68 One Day...38 The Next

What a tease.  The weather turned "unseasonably" warm this past weekend, and we headed outside with a skip in our steps.  It was fantastic!  And, it was fleeting.  But, before I begin bemoaning the return of the thirties, let me dwell for a few paragraphs on the thrill of the sixties...however brief it be.


Mr. T tries out the Mantis tiller
 On Saturday, we broke out the Mantis tiller we've borrowed from Missy M.  She's got raised beds in her garden now, so she doesn't use it anymore.  It was just sitting in her shed, so we shifted it to NC several months ago.  Haven't had a chance to crank'er up until now.  And, since the ground was still a bit too damp from the recent snows for the Big Boy Tiller, we decided to give the little lady one a try.

Mr. T got the motor going and tilled up some rows around the back of our mailbox (photo, left), expanding the flower bed we put in last year. 


Blue Star Hyacinth bulbs...finally in the ground
 You see, I had purchased some Blue Star hyacinth bulbs (photo, right) in November (past the time for fall planting) at half-price, with every good intention of forcing a few of them for Christmas gifts.  OK, so that didn't happen (this year...:), and the bulbs spent the last 10 weeks chilling out in the garage.  When I checked the box on Friday, I noticed they were ALL sporting tiny buds on beautiful, fat bulbs...not a single one had been lost.  Hooray for happenstance!  Let's get these puppies in the ground!!  We planted 68 bulbs, most in front...some in back by the new garden shed.




Row of green peas
 Mr. T showed me how to use the Mantis...and there was no stopping me then!  He tilled up a couple of rows in the garden on Saturday to demonstrate, and then I tilled 7 more rows on Sunday.  I got a row of green peas planted (photo, left), plus a row of carrots and a row of spinach...and, I got rows ready for lettuce and beets.
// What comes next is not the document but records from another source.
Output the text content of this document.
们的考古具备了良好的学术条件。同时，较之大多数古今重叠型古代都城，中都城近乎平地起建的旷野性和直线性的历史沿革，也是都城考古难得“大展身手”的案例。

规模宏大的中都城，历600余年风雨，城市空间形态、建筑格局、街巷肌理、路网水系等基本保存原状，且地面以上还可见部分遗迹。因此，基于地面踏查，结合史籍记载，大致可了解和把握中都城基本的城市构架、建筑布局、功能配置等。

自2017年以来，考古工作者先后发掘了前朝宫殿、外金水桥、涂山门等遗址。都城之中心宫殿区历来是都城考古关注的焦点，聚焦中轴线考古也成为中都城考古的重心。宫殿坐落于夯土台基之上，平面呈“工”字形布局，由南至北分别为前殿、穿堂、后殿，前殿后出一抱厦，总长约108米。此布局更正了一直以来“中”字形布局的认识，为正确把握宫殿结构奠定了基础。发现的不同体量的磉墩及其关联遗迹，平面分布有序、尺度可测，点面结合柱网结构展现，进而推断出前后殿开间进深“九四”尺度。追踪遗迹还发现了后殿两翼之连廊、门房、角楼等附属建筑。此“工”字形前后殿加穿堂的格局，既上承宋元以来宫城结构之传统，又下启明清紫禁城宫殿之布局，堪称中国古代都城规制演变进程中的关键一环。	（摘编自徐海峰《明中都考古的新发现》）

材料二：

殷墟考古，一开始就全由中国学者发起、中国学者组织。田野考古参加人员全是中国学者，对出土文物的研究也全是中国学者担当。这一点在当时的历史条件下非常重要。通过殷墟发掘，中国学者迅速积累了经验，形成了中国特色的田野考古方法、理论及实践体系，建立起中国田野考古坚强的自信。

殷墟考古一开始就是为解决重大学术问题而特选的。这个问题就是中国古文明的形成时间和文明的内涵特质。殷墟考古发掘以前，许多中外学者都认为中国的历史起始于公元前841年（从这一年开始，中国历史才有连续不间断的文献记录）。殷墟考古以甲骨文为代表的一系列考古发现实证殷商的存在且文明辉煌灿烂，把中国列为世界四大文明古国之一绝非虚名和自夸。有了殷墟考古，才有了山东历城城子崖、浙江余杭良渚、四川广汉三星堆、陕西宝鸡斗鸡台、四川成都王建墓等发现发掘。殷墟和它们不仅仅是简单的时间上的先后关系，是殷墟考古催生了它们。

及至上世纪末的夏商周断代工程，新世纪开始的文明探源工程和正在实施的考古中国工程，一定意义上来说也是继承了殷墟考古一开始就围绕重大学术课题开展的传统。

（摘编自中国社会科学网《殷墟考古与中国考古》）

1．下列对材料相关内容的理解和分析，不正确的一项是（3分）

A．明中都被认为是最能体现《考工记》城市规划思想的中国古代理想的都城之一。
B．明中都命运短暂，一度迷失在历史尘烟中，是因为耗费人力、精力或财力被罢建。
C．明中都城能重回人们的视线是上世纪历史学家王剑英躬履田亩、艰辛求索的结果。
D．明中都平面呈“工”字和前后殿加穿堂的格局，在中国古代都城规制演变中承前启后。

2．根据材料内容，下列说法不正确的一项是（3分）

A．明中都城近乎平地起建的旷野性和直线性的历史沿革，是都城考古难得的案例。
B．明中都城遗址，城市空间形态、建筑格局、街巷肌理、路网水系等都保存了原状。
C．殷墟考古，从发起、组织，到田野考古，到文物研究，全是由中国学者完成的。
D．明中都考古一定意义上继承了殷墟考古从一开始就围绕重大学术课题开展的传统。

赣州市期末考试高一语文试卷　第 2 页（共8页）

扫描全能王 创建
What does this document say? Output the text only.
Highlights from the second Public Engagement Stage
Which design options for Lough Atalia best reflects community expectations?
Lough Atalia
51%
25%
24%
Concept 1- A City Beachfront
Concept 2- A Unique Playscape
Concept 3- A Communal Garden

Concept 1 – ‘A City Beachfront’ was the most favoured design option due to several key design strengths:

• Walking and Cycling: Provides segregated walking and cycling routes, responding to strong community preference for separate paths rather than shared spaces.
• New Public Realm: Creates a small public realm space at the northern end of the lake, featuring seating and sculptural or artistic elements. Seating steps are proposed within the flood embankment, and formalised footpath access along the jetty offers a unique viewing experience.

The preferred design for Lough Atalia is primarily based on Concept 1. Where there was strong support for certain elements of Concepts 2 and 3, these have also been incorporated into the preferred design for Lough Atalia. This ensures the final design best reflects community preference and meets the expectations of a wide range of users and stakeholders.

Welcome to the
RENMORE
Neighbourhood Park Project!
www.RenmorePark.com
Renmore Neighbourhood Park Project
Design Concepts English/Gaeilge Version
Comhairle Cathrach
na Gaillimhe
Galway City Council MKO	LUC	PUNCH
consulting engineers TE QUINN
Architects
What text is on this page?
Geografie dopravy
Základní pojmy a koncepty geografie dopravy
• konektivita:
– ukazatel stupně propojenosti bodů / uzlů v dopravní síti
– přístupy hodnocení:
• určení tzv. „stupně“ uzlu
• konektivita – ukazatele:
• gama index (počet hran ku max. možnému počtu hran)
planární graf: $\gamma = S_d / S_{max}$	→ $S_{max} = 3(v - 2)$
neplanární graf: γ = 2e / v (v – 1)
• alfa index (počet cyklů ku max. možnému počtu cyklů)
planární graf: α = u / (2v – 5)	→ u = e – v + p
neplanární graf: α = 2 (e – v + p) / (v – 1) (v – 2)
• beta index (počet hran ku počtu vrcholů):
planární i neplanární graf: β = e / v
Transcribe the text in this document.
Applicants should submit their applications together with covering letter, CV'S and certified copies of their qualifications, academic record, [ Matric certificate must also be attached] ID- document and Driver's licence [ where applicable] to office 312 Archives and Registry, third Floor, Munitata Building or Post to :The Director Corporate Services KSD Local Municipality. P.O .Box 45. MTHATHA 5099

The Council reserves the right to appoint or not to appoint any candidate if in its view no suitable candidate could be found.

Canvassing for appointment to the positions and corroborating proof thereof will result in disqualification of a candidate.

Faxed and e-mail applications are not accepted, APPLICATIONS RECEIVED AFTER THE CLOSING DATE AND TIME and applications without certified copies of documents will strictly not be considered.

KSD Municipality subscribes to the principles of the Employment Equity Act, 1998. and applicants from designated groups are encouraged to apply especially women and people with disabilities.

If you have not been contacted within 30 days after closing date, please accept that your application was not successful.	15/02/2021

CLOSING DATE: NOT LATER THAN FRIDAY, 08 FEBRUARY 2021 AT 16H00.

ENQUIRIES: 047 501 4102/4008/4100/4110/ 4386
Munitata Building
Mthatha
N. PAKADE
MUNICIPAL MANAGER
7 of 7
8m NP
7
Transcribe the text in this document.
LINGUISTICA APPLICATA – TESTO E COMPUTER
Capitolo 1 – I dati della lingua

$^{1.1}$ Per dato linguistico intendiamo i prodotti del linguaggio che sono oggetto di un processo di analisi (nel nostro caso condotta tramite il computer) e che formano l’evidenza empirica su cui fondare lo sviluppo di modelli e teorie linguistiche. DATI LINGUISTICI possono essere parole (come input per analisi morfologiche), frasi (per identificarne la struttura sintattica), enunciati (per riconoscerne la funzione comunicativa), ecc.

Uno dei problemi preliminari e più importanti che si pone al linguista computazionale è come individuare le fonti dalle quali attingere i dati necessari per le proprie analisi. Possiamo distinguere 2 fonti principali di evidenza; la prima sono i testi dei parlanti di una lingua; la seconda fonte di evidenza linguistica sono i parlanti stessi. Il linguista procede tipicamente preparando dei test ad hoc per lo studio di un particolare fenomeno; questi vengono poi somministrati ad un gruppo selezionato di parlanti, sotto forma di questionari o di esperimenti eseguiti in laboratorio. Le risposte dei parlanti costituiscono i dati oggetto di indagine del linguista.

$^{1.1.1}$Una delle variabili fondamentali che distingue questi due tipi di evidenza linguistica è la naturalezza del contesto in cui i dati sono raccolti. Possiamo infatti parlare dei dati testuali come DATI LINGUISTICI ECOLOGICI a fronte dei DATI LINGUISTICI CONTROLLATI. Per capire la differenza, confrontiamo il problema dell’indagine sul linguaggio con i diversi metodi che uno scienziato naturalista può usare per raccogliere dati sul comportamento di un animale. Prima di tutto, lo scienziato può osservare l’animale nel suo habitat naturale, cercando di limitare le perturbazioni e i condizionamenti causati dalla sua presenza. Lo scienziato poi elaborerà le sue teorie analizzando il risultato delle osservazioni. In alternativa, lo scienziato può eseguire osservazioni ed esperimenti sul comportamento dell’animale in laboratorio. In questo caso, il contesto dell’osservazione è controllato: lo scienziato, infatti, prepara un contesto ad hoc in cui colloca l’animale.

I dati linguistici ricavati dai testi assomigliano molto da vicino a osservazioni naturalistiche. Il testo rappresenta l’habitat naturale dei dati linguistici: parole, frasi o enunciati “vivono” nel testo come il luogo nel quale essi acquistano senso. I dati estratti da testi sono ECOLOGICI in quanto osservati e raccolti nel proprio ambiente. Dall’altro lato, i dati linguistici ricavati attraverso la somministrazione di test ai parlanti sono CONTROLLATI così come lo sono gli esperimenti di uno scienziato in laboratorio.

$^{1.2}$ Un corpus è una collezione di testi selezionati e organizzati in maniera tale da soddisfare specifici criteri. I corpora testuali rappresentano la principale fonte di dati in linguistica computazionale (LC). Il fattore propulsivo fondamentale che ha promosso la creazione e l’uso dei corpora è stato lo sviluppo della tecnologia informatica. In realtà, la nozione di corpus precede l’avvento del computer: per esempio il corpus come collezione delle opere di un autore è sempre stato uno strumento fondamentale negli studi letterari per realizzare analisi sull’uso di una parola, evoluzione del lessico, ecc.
Aren't you pushing the season?  asked Missy M.  A little bit, says I.  But not by too much.  The planting guide says that we can begin planting peas, carrots, and spinach on February 1st...and January 29-30 looks awfully close on the calendar, don't you think?  Plus, the carrots and spinach are covered with row covers for cold-weather protection. 


Taking soil samples

In addition to the planting activities, I collected 12 samples for soil testing (photo, right).  I dug them up on Sunday and left them out to dry some.  Then, on Monday, when the weather had returned to Winter, I went about collecting the samples for the boxes.  Hoo-boy, that was hard, since the cold wind was cutting right through my jacket and hood.  Thank goodness for garden gloves...which kept my hands warm all the while!

I'll send these samples off to Raleigh, as directed on the boxes, and hopefully we'll get good reports on what amendments we need to add to enhance our soil.


Cold frame from straw bales and windows
 Last but not least, before it turned cold again, Mr. T "constructed" our cold frame, using four bales of straw and four windows (photo, left).  We'll use it to start seeds and harden off plants as the season goes along. 

He'd "rescued" these windows along with several of their friends from a roadside in PA last year, and we've been eager to get them into use here in NC.  We plan on putting two in the garden shed's back wall to give light and air to the inside of the structure, and I want to hang a couple of them (after painting the frames purple Blooming Wisteria, of course...:) on the side wall, with flower boxes beneath them.  Photos to follow!